Melanie M. Acosta, Ph.D. Mother of 5, Wife, Christian, Busines Owner, & Assistant Professor of Education-FAU
When my son was about to begin kindergarten, like most parents, I was excited! As a woman of African descent born and raised in the U.S. (in the South), education and schooling were always described as freedom tools. I was always encouraged by my elders to, “Go and get my education because what I got it, they could never take it away”. So education and learning were presented to me as something that I could obtain within a U.S. society that had unjustly taken so much from my people; but it was also something that I (and my parents) would need to safeguard from Eurocentric institutions determined to keep me in bondage through miseducation (Woodson, 1933) and undereducation. And I carried these freedom-focused ideas with me into adulthood as I stepped into my role as parent.

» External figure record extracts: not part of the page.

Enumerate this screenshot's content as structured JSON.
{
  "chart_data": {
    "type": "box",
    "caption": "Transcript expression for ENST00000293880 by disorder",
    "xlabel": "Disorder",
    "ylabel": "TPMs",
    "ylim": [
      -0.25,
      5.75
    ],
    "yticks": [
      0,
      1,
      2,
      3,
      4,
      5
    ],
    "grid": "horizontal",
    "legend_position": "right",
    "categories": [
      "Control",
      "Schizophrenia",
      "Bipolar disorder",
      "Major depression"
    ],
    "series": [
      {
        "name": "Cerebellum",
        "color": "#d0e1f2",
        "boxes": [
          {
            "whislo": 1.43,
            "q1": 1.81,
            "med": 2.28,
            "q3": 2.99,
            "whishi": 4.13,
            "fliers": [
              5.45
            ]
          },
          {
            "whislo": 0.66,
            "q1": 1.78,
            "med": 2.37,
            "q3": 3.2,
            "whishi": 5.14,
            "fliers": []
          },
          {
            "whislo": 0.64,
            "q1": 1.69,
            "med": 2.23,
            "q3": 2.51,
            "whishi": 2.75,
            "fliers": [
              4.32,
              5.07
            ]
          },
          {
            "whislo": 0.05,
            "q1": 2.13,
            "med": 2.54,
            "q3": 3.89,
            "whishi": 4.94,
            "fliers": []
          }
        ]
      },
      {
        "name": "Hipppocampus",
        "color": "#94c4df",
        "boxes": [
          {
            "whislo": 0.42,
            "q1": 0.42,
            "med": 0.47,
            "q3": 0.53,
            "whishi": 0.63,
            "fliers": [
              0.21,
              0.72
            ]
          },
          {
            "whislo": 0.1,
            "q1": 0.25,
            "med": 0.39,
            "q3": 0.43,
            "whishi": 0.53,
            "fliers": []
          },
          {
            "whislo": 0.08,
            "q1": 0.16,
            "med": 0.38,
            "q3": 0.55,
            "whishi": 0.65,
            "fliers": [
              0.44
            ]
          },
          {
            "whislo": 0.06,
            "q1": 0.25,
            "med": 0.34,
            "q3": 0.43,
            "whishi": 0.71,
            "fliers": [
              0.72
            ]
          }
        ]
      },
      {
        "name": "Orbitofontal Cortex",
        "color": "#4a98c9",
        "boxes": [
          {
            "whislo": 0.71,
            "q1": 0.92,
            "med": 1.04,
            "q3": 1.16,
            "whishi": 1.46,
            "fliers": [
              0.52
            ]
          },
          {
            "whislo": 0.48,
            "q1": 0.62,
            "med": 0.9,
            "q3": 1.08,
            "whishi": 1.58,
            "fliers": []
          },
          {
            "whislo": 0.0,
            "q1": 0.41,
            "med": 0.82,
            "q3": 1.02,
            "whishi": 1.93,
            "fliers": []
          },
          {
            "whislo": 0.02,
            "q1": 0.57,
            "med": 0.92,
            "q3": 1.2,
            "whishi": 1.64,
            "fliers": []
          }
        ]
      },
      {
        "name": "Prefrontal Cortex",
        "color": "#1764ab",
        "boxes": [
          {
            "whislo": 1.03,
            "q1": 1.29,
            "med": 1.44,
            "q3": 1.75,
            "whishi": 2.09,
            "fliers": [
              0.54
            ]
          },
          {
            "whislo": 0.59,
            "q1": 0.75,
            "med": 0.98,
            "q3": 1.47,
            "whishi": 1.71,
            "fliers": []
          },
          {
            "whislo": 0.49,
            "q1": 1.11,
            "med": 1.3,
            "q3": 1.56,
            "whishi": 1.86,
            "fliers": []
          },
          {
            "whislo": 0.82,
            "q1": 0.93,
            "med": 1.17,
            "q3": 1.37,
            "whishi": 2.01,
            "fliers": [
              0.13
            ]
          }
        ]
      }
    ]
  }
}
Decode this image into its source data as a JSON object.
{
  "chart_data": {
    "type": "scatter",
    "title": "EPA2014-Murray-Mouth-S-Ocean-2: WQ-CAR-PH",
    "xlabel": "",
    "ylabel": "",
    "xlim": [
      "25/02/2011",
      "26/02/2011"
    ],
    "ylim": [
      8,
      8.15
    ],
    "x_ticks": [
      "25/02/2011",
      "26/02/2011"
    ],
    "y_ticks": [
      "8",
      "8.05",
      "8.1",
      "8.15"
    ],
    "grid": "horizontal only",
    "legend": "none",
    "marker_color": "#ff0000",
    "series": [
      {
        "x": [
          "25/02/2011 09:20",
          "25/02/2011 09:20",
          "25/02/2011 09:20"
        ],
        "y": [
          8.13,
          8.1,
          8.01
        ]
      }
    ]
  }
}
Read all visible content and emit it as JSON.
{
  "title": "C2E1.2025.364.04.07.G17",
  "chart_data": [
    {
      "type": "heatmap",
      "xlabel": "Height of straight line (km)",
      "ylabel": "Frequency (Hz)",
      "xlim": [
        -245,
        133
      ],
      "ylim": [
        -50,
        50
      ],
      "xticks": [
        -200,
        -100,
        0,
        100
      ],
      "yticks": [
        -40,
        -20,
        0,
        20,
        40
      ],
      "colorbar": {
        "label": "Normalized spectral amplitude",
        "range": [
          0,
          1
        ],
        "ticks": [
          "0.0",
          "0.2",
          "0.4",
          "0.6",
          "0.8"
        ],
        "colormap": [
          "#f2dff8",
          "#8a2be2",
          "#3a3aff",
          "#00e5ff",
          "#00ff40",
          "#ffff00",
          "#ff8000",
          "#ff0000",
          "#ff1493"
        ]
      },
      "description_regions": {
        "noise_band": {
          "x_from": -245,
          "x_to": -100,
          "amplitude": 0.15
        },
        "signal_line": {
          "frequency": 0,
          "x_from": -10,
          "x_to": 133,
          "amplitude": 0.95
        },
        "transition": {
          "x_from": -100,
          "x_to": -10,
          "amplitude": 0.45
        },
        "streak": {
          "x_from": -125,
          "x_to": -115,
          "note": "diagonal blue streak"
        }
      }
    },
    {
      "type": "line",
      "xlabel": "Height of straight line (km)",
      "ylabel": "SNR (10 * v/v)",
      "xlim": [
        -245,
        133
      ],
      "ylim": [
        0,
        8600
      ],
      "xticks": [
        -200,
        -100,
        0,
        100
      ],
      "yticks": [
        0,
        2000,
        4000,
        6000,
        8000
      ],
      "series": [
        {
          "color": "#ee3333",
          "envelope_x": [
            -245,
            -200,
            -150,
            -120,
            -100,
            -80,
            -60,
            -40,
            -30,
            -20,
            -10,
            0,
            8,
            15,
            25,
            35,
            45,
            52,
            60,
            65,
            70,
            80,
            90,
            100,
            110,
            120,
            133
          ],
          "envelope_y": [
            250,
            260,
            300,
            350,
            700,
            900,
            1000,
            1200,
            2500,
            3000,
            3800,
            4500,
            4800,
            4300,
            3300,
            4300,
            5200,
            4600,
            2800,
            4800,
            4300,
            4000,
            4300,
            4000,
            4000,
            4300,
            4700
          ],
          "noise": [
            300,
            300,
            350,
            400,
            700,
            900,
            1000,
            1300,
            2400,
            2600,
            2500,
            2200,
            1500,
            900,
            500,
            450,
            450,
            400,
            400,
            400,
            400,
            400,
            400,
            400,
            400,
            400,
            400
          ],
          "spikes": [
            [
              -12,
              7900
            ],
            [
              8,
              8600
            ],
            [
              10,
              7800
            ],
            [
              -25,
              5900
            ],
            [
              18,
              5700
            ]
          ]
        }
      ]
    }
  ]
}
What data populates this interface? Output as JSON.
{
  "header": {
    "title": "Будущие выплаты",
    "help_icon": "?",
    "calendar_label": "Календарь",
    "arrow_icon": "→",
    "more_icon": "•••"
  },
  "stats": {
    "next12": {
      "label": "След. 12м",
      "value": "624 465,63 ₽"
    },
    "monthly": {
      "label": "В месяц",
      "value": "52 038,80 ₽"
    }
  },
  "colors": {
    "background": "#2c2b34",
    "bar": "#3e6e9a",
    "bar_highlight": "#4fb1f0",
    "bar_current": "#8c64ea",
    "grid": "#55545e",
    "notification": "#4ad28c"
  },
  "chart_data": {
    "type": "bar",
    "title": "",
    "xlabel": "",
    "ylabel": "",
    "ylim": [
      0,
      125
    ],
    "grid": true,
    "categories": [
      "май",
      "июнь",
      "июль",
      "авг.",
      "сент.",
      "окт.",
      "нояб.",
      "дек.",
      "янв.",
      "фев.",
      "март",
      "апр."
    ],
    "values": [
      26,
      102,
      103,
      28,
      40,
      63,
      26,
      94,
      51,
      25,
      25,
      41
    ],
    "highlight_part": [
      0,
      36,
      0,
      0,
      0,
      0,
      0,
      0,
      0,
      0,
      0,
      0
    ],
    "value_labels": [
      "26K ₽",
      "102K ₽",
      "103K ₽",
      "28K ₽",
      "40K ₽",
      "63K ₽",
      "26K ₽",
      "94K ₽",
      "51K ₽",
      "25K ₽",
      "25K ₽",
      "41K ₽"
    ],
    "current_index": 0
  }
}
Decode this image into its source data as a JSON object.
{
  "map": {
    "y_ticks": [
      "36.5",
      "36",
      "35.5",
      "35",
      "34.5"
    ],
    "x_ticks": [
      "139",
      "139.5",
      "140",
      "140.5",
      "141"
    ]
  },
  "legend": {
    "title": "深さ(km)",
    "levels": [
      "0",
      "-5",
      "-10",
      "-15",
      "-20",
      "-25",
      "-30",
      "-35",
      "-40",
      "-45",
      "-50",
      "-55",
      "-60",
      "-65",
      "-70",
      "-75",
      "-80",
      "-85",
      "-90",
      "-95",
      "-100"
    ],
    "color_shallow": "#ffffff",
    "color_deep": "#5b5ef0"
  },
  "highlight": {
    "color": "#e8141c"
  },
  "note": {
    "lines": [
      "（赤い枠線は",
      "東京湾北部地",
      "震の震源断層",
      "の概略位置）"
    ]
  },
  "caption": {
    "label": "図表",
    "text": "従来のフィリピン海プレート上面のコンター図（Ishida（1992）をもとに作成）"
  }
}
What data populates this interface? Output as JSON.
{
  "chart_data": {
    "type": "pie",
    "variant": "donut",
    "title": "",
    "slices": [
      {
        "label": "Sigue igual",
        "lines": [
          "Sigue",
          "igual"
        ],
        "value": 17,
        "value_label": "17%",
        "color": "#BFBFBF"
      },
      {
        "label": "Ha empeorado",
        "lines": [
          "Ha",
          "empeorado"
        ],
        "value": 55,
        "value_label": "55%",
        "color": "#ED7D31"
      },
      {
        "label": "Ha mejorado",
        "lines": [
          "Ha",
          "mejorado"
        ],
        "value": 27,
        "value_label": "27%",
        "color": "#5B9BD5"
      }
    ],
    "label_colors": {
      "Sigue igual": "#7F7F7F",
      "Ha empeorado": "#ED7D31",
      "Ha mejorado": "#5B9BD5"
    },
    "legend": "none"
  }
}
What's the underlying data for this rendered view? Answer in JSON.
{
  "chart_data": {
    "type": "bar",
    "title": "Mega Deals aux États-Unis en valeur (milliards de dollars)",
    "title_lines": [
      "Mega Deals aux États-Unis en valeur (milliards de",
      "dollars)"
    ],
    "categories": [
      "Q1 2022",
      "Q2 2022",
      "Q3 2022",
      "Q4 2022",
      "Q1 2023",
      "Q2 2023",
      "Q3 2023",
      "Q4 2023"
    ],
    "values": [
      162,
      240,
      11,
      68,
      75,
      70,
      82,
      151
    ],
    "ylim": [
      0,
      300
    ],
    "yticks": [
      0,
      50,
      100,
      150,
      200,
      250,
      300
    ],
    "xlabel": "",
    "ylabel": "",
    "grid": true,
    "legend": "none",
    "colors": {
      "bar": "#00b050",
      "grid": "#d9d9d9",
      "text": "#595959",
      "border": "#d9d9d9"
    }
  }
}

What I wasn’t prepared for though, was how my attempts to be an involved, engaged parent would be met by some schools. In my mind, an engaged and involved parent was one who:
• Is knowledgeable of the way school systems work and demonstrated this knowledge,
• Attends school meetings with an active presence that shows up in the form of asking critical questions, raising critical issues, and sharing the expectations,
• Makes recommendations for what her child needs, listens carefully to school concerns and comments,
• Advocates for teamwork across the adults involved in schooling her child.
To my shock, dismay, and then later righteous outcry, this was not the definition my children’s’ schools had in mind—at least not for me. I learned quickly that African American parent engagement from some schools’ perspective meant:
• I silently accept whatever information I was given by the school,
• I submit to the authority and credibility of the educators,
• I “show up” only how the school desired me to (giving money for fundraisers, posing in pictures for the website, paying money to join —but not lead the PTA, etc..).
And when I didn’t show up the way schools wanted me to, I got labeled as, “THAT” parent. You know, the parent who always causes “trouble”, the parent who is always unsatisfied, the parent who is always asking what more can be done, demanding better be done, and doing so unapologetically. Initially, I was hurt that my attempts to be the “engaged, involved parent” schools were saying they wanted was rejected. I was also hurt that I was being labeled as someone who was difficult to interact, it just didn’t make sense to me and I got discouraged. Then I started asking other African American parents, especially women, about their experiences and learned theirs was the same. But I also got the greatest piece of encouragement from Janet. Janet was an African American woman parent of a brilliant Black boy with disabilities. She was older than I and her son was a bit older than mine. As I poured my heart out to her about my experiences with the schools, she listened intently then shared, “Melanie, you better advocate for your children. Because if you don’t nobody else will!” All at once I felt the wisdom my ancestors telling me to get my education so it can’t be taken away. My purpose was renewed. Janet’s words helped me love the thought of being “THAT” parent, but I redefined it! Now, to me, being “THAT” parent means everything I thought being an engaged parent meant before, but it also includes:
• Speaking up and out so that your child can get an education that can’t be taken away,
• Asking hard questions about racism and schooling,
• Challenging the differences in quality that often accompany attending school while Black or Latinx,
• Showing up ready to listen and learn, but also ready with my own expectations, goals, and ideas for how I want my children’s school experiences to go.
So to all my parents out there pushing hard for the quality education that your children deserve and have been labeled as “troublemakers”, I am with you. I salute you and I stand with you. Be “THAT” parent. To all my parents out there afraid to be “THAT” parent because you are worried about what folks may think of you. I see you too and I hear you. I encourage you to look into your child’s eyes and remind yourself that they are worth it. Finally, to Janet—Thank you. Your words of encouragement over 15 years ago have never left me and I owe my children’s schooling success to your wisdom.